Rapid Prediction of Earthquake Ground Shaking Intensity Using Raw   Waveform Data and a Convolutional Neural Network
Notice: This research summary and analysis were automatically generated using AI technology. For absolute accuracy, please refer to the [Original Paper Viewer] below or the Original ArXiv Source.

This study describes a deep convolutional neural network (CNN) based technique for the prediction of intensity measurements (IMs) of ground shaking. The input data to the CNN model consists of multistation 3C broadband and accelerometric waveforms recorded during the 2016 Central Italy earthquake sequence for M $\ge$ 3.0. We find that the CNN is capable of predicting accurately the IMs at stations far from the epicenter and that have not yet recorded the maximum ground shaking when using a 10 s window starting at the earthquake origin time. The CNN IM predictions do not require previous knowledge of the earthquake source (location and magnitude). Comparison between the CNN model predictions and the predictions obtained with Bindi et al. (2011) GMPE (which require location and magnitude) has shown that the CNN model features similar error variance but smaller bias. Although the technique is not strictly designed for earthquake early warning, we found that it can provide useful estimates of ground motions within 15-20 sec after earthquake origin time depending on various setup elements (e.g., times for data transmission, computation, latencies). The technique has been tested on raw data without any initial data pre-selection in order to closely replicate real-time data streaming. When noise examples were included with the earthquake data, the CNN was found to be stable predicting accurately the ground shaking intensity corresponding to the noise amplitude.


💡 Research Summary

The paper presents a deep‑learning approach for rapid prediction of earthquake ground‑shaking intensity measurements (IMs) using only raw three‑component (3C) broadband and accelerometric waveforms. The authors focus on the 2016 Central Italy earthquake sequence, selecting events with magnitude M ≥ 3.0 recorded at a dense network of stations. For each event, a 10‑second window starting at the earthquake origin time is extracted from the raw waveforms without any preprocessing or selection, mimicking a real‑time streaming scenario.

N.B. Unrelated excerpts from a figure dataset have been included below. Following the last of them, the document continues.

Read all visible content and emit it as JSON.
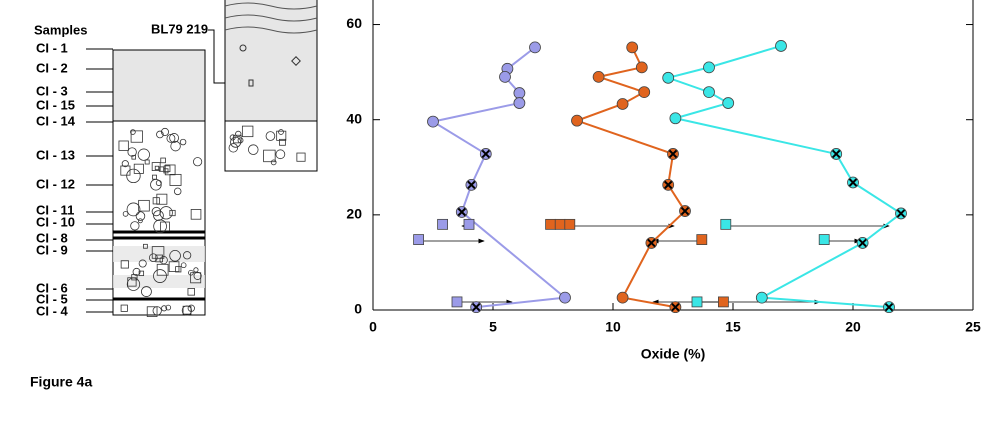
{
  "figure_label": "Figure 4a",
  "column": {
    "header": "Samples",
    "core_label": "BL79 219",
    "samples": [
      "CI - 1",
      "CI - 2",
      "CI - 3",
      "CI - 15",
      "CI - 14",
      "CI - 13",
      "CI - 12",
      "CI - 11",
      "CI - 10",
      "CI - 8",
      "CI - 9",
      "CI - 6",
      "CI - 5",
      "CI - 4"
    ]
  },
  "chart_data": {
    "type": "line",
    "x_label": "Oxide (%)",
    "xlim": [
      0,
      25
    ],
    "xticks": [
      0,
      5,
      10,
      15,
      20,
      25
    ],
    "ylim": [
      0,
      66
    ],
    "yticks": [
      0,
      20,
      40,
      60
    ],
    "series": [
      {
        "color": "#9b9be8",
        "x": [
          6.75,
          5.6,
          5.5,
          6.1,
          6.1,
          2.5,
          4.7,
          4.1,
          3.7,
          8.0,
          4.3
        ],
        "y": [
          55.2,
          50.7,
          49,
          45.6,
          43.5,
          39.6,
          32.8,
          26.3,
          20.6,
          2.6,
          0.6
        ],
        "markers": [
          "circle",
          "circle",
          "circle",
          "circle",
          "circle",
          "circle",
          "cross",
          "cross",
          "cross",
          "circle",
          "cross"
        ]
      },
      {
        "color": "#e0641e",
        "x": [
          10.8,
          11.2,
          9.4,
          11.3,
          10.4,
          8.5,
          12.5,
          12.3,
          13.0,
          11.6,
          10.4,
          12.6
        ],
        "y": [
          55.2,
          51,
          49,
          45.8,
          43.3,
          39.8,
          32.8,
          26.3,
          20.8,
          14.1,
          2.6,
          0.6
        ],
        "markers": [
          "circle",
          "circle",
          "circle",
          "circle",
          "circle",
          "circle",
          "cross",
          "cross",
          "cross",
          "cross",
          "circle",
          "cross"
        ]
      },
      {
        "color": "#3ae6e6",
        "x": [
          17.0,
          14.0,
          12.3,
          14.0,
          14.8,
          12.6,
          19.3,
          20.0,
          22.0,
          20.4,
          16.2,
          21.5
        ],
        "y": [
          55.5,
          51,
          48.8,
          45.8,
          43.5,
          40.3,
          32.8,
          26.8,
          20.3,
          14.1,
          2.6,
          0.6
        ],
        "markers": [
          "circle",
          "circle",
          "circle",
          "circle",
          "circle",
          "circle",
          "cross",
          "cross",
          "cross",
          "cross",
          "circle",
          "cross"
        ]
      }
    ],
    "squares": [
      {
        "color": "#9b9be8",
        "x": [
          2.9,
          4.0,
          1.9,
          3.5
        ],
        "y": [
          18,
          18,
          14.8,
          1.7
        ]
      },
      {
        "color": "#e0641e",
        "x": [
          7.4,
          7.8,
          8.2,
          13.7,
          14.6
        ],
        "y": [
          18,
          18,
          18,
          14.8,
          1.7
        ]
      },
      {
        "color": "#3ae6e6",
        "x": [
          14.7,
          18.8,
          13.5
        ],
        "y": [
          18,
          14.8,
          1.7
        ]
      }
    ]
  }
}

A one‑dimensional convolutional neural network (CNN) is designed to ingest the multistation 3C data simultaneously. The architecture consists of several convolution‑batch‑normalization‑ReLU blocks followed by max‑pooling, culminating in a global average‑pooling layer and fully‑connected layers that output continuous estimates of several IMs (e.g., PGA, PGV, SA). The loss function is mean‑squared error, optimized with Adam, and regularization techniques (dropout, L2 weight decay) are employed to mitigate over‑fitting. Importantly, the model is trained without any explicit knowledge of the earthquake source parameters (location, magnitude), relying solely on the information embedded in the early part of the waveform.

Performance is evaluated in two principal ways. First, the authors test the model’s ability to predict IMs at stations that are far from the epicenter and have not yet experienced the maximum shaking. The CNN achieves high correlation (R² ≈ 0.92) and low mean absolute error (MAE ≈ 0.03 g for PGA), comparable to the Bindi et al. (2011) ground‑motion prediction equation (GMPE) in terms of variance but with a markedly smaller bias. Second, a realistic end‑to‑end latency analysis is performed, accounting for data transmission, preprocessing, inference, and result dissemination. The total delay is found to be in the range of 15–20 seconds after origin time, indicating that useful intensity estimates can be delivered well within the time window required for early warning.

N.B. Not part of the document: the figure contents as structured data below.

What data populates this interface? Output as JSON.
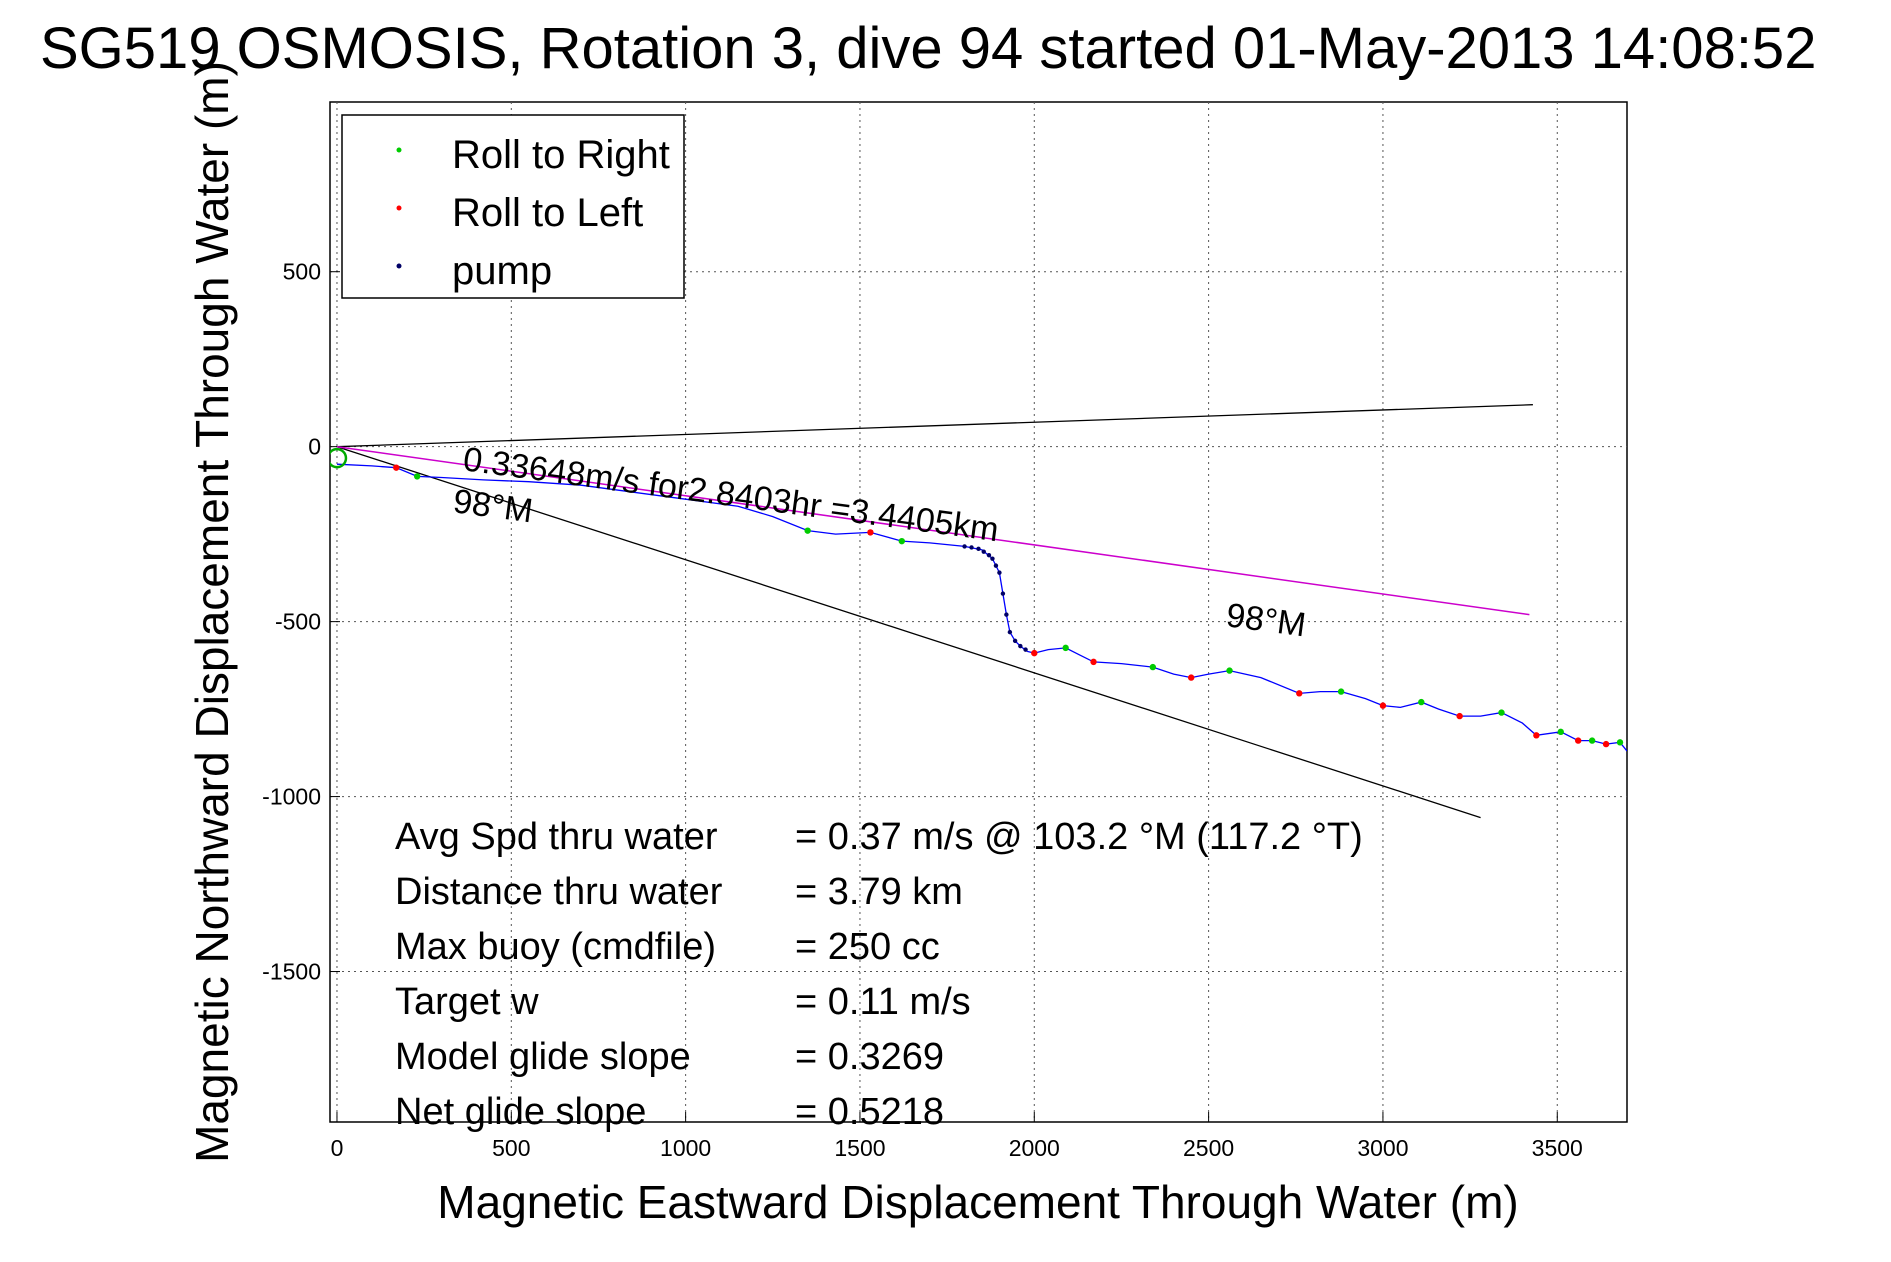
{
  "chart_data": {
    "type": "line",
    "title": "SG519 OSMOSIS, Rotation 3, dive 94 started 01-May-2013 14:08:52",
    "xlabel": "Magnetic Eastward Displacement Through Water (m)",
    "ylabel": "Magnetic Northward Displacement Through Water (m)",
    "xlim": [
      -20,
      3700
    ],
    "ylim": [
      -1930,
      985
    ],
    "xticks": [
      0,
      500,
      1000,
      1500,
      2000,
      2500,
      3000,
      3500
    ],
    "yticks": [
      500,
      0,
      -500,
      -1000,
      -1500
    ],
    "grid": true,
    "legend_position": "top-left",
    "legend": [
      {
        "label": "Roll to Right",
        "color": "#00cc00"
      },
      {
        "label": "Roll to Left",
        "color": "#ff0000"
      },
      {
        "label": "pump",
        "color": "#000066"
      }
    ],
    "colors": {
      "track": "#0000ff",
      "roll_right": "#00cc00",
      "roll_left": "#ff0000",
      "pump": "#000066",
      "avg_line": "#cc00cc",
      "ref_lines": "#000000",
      "start_marker": "#00aa00"
    },
    "track": {
      "x": [
        0,
        100,
        170,
        230,
        300,
        420,
        550,
        700,
        850,
        1000,
        1150,
        1250,
        1350,
        1430,
        1530,
        1620,
        1700,
        1800,
        1850,
        1880,
        1900,
        1910,
        1920,
        1930,
        1945,
        1960,
        1980,
        2000,
        2040,
        2090,
        2130,
        2170,
        2250,
        2340,
        2400,
        2450,
        2500,
        2560,
        2650,
        2760,
        2820,
        2880,
        2950,
        3000,
        3050,
        3110,
        3160,
        3220,
        3280,
        3340,
        3400,
        3440,
        3510,
        3560,
        3600,
        3640,
        3680,
        3700
      ],
      "y": [
        -50,
        -55,
        -60,
        -85,
        -88,
        -95,
        -100,
        -110,
        -130,
        -150,
        -170,
        -200,
        -240,
        -250,
        -245,
        -270,
        -275,
        -285,
        -295,
        -320,
        -360,
        -420,
        -480,
        -530,
        -555,
        -570,
        -585,
        -590,
        -580,
        -575,
        -595,
        -615,
        -620,
        -630,
        -650,
        -660,
        -650,
        -640,
        -660,
        -705,
        -700,
        -700,
        -720,
        -740,
        -745,
        -730,
        -750,
        -770,
        -770,
        -760,
        -790,
        -825,
        -815,
        -840,
        -840,
        -850,
        -845,
        -870
      ]
    },
    "roll_right": {
      "x": [
        230,
        1350,
        1620,
        2090,
        2340,
        2560,
        2880,
        3110,
        3340,
        3510,
        3600,
        3680
      ],
      "y": [
        -85,
        -240,
        -270,
        -575,
        -630,
        -640,
        -700,
        -730,
        -760,
        -815,
        -840,
        -845
      ]
    },
    "roll_left": {
      "x": [
        170,
        1530,
        2000,
        2170,
        2450,
        2760,
        3000,
        3220,
        3440,
        3560,
        3640
      ],
      "y": [
        -60,
        -245,
        -590,
        -615,
        -660,
        -705,
        -740,
        -770,
        -825,
        -840,
        -850
      ]
    },
    "pump": {
      "x": [
        1800,
        1820,
        1840,
        1855,
        1870,
        1880,
        1890,
        1900,
        1910,
        1920,
        1930,
        1945,
        1960,
        1975
      ],
      "y": [
        -285,
        -288,
        -292,
        -300,
        -310,
        -320,
        -340,
        -360,
        -420,
        -480,
        -530,
        -555,
        -570,
        -580
      ]
    },
    "avg_line": {
      "x": [
        0,
        3420
      ],
      "y": [
        0,
        -480
      ]
    },
    "ref_lines": [
      {
        "x": [
          0,
          3430
        ],
        "y": [
          0,
          120
        ]
      },
      {
        "x": [
          0,
          3280
        ],
        "y": [
          0,
          -1060
        ]
      }
    ],
    "annotations": {
      "avg_text": "0.33648m/s for2.8403hr =3.4405km",
      "heading_1": "98°M",
      "heading_2": "98°M"
    },
    "stats": [
      {
        "label": "Avg Spd thru water",
        "value": "=  0.37 m/s @ 103.2 °M (117.2 °T)"
      },
      {
        "label": "Distance thru water",
        "value": "=  3.79 km"
      },
      {
        "label": "Max buoy (cmdfile)",
        "value": "= 250 cc"
      },
      {
        "label": "Target w",
        "value": "= 0.11 m/s"
      },
      {
        "label": "Model glide slope",
        "value": "= 0.3269"
      },
      {
        "label": "Net glide slope",
        "value": "= 0.5218"
      }
    ]
  }
}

A notable contribution is the model’s robustness to noise. By augmenting the training set with noisy examples, the CNN learns to associate the amplitude of background noise with corresponding low‑intensity predictions, thereby remaining stable when noisy data are encountered in operation. This property is essential for real‑world deployment where data quality can vary dramatically.

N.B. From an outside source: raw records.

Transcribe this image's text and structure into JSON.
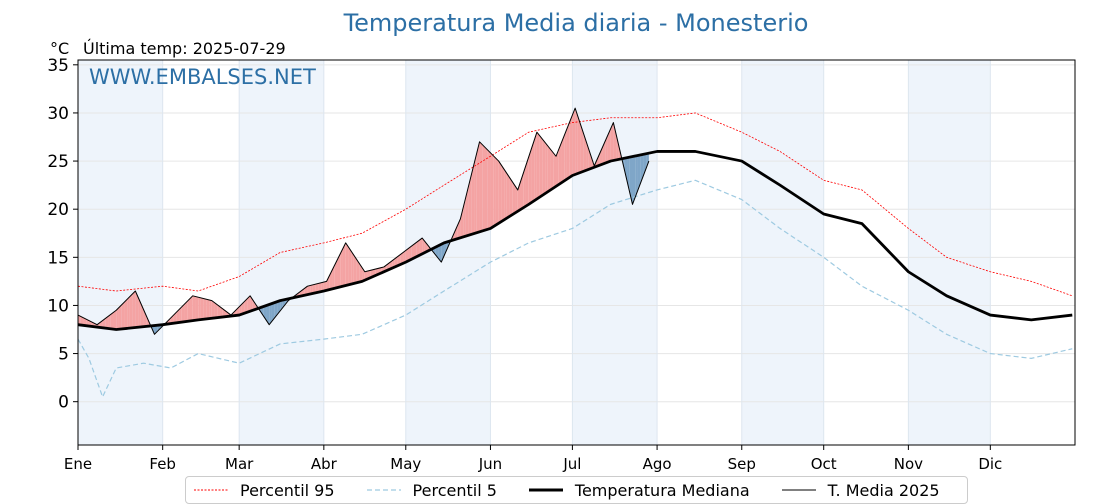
{
  "chart_data": {
    "type": "line",
    "title": "Temperatura Media diaria - Monesterio",
    "unit_label": "°C",
    "last_temp_label": "Última temp: 2025-07-29",
    "watermark": "WWW.EMBALSES.NET",
    "xlabel": "",
    "ylabel": "",
    "ylim": [
      -4.5,
      35.5
    ],
    "y_ticks": [
      0,
      5,
      10,
      15,
      20,
      25,
      30,
      35
    ],
    "months": [
      "Ene",
      "Feb",
      "Mar",
      "Abr",
      "May",
      "Jun",
      "Jul",
      "Ago",
      "Sep",
      "Oct",
      "Nov",
      "Dic"
    ],
    "grid": true,
    "legend_position": "bottom",
    "colors": {
      "p95": "#ff0000",
      "p5": "#9ecae1",
      "median": "#000000",
      "current": "#000000",
      "above_fill": "#f4a3a3",
      "above_fill_hot": "#ef5a5a",
      "below_fill": "#7fa6c8",
      "title": "#2c6fa5",
      "band": "#eef4fb"
    },
    "series": [
      {
        "name": "Percentil 95",
        "style": "dotted-thin",
        "x_day": [
          1,
          15,
          32,
          45,
          60,
          75,
          91,
          105,
          121,
          135,
          152,
          166,
          182,
          196,
          213,
          227,
          244,
          258,
          274,
          288,
          305,
          319,
          335,
          350,
          365
        ],
        "values": [
          12.0,
          11.5,
          12.0,
          11.5,
          13.0,
          15.5,
          16.5,
          17.5,
          20.0,
          22.5,
          25.5,
          28.0,
          29.0,
          29.5,
          29.5,
          30.0,
          28.0,
          26.0,
          23.0,
          22.0,
          18.0,
          15.0,
          13.5,
          12.5,
          11.0
        ]
      },
      {
        "name": "Percentil 5",
        "style": "dashed",
        "x_day": [
          1,
          5,
          10,
          15,
          25,
          35,
          45,
          60,
          75,
          91,
          105,
          121,
          135,
          152,
          166,
          182,
          196,
          213,
          227,
          244,
          258,
          274,
          288,
          305,
          319,
          335,
          350,
          365
        ],
        "values": [
          6.5,
          4.5,
          0.5,
          3.5,
          4.0,
          3.5,
          5.0,
          4.0,
          6.0,
          6.5,
          7.0,
          9.0,
          11.5,
          14.5,
          16.5,
          18.0,
          20.5,
          22.0,
          23.0,
          21.0,
          18.0,
          15.0,
          12.0,
          9.5,
          7.0,
          5.0,
          4.5,
          5.5
        ]
      },
      {
        "name": "Temperatura Mediana",
        "style": "thick",
        "x_day": [
          1,
          15,
          32,
          45,
          60,
          75,
          91,
          105,
          121,
          135,
          152,
          166,
          182,
          196,
          213,
          227,
          244,
          258,
          274,
          288,
          305,
          319,
          335,
          350,
          365
        ],
        "values": [
          8.0,
          7.5,
          8.0,
          8.5,
          9.0,
          10.5,
          11.5,
          12.5,
          14.5,
          16.5,
          18.0,
          20.5,
          23.5,
          25.0,
          26.0,
          26.0,
          25.0,
          22.5,
          19.5,
          18.5,
          13.5,
          11.0,
          9.0,
          8.5,
          9.0
        ]
      },
      {
        "name": "T. Media 2025",
        "style": "thin",
        "x_day": [
          1,
          8,
          15,
          22,
          29,
          36,
          43,
          50,
          57,
          64,
          71,
          78,
          85,
          92,
          99,
          106,
          113,
          120,
          127,
          134,
          141,
          148,
          155,
          162,
          169,
          176,
          183,
          190,
          197,
          204,
          210
        ],
        "values": [
          9.0,
          8.0,
          9.5,
          11.5,
          7.0,
          9.0,
          11.0,
          10.5,
          9.0,
          11.0,
          8.0,
          10.5,
          12.0,
          12.5,
          16.5,
          13.5,
          14.0,
          15.5,
          17.0,
          14.5,
          19.0,
          27.0,
          25.0,
          22.0,
          28.0,
          25.5,
          30.5,
          24.5,
          29.0,
          20.5,
          25.0
        ]
      }
    ]
  }
}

The study acknowledges several limitations. The training data are confined to a single tectonic region and magnitude range, raising questions about the model’s generalizability to other seismic contexts or larger events. The choice of a fixed 10‑second input window, while effective for the studied dataset, may not be optimal for all scenarios. Future work is suggested to explore transfer learning across regions, multi‑task learning for simultaneous prediction of multiple IMs, and adaptive windowing strategies.

In conclusion, the authors demonstrate that a CNN can predict ground‑shaking intensity directly from raw waveforms without prior source information, achieving accuracy comparable to traditional GMPEs while offering reduced bias and the potential for rapid, real‑time application. The method’s speed, noise tolerance, and independence from source parameters make it a promising complement—or even alternative—to existing earthquake early‑warning systems, with significant implications for seismic hazard mitigation and public safety.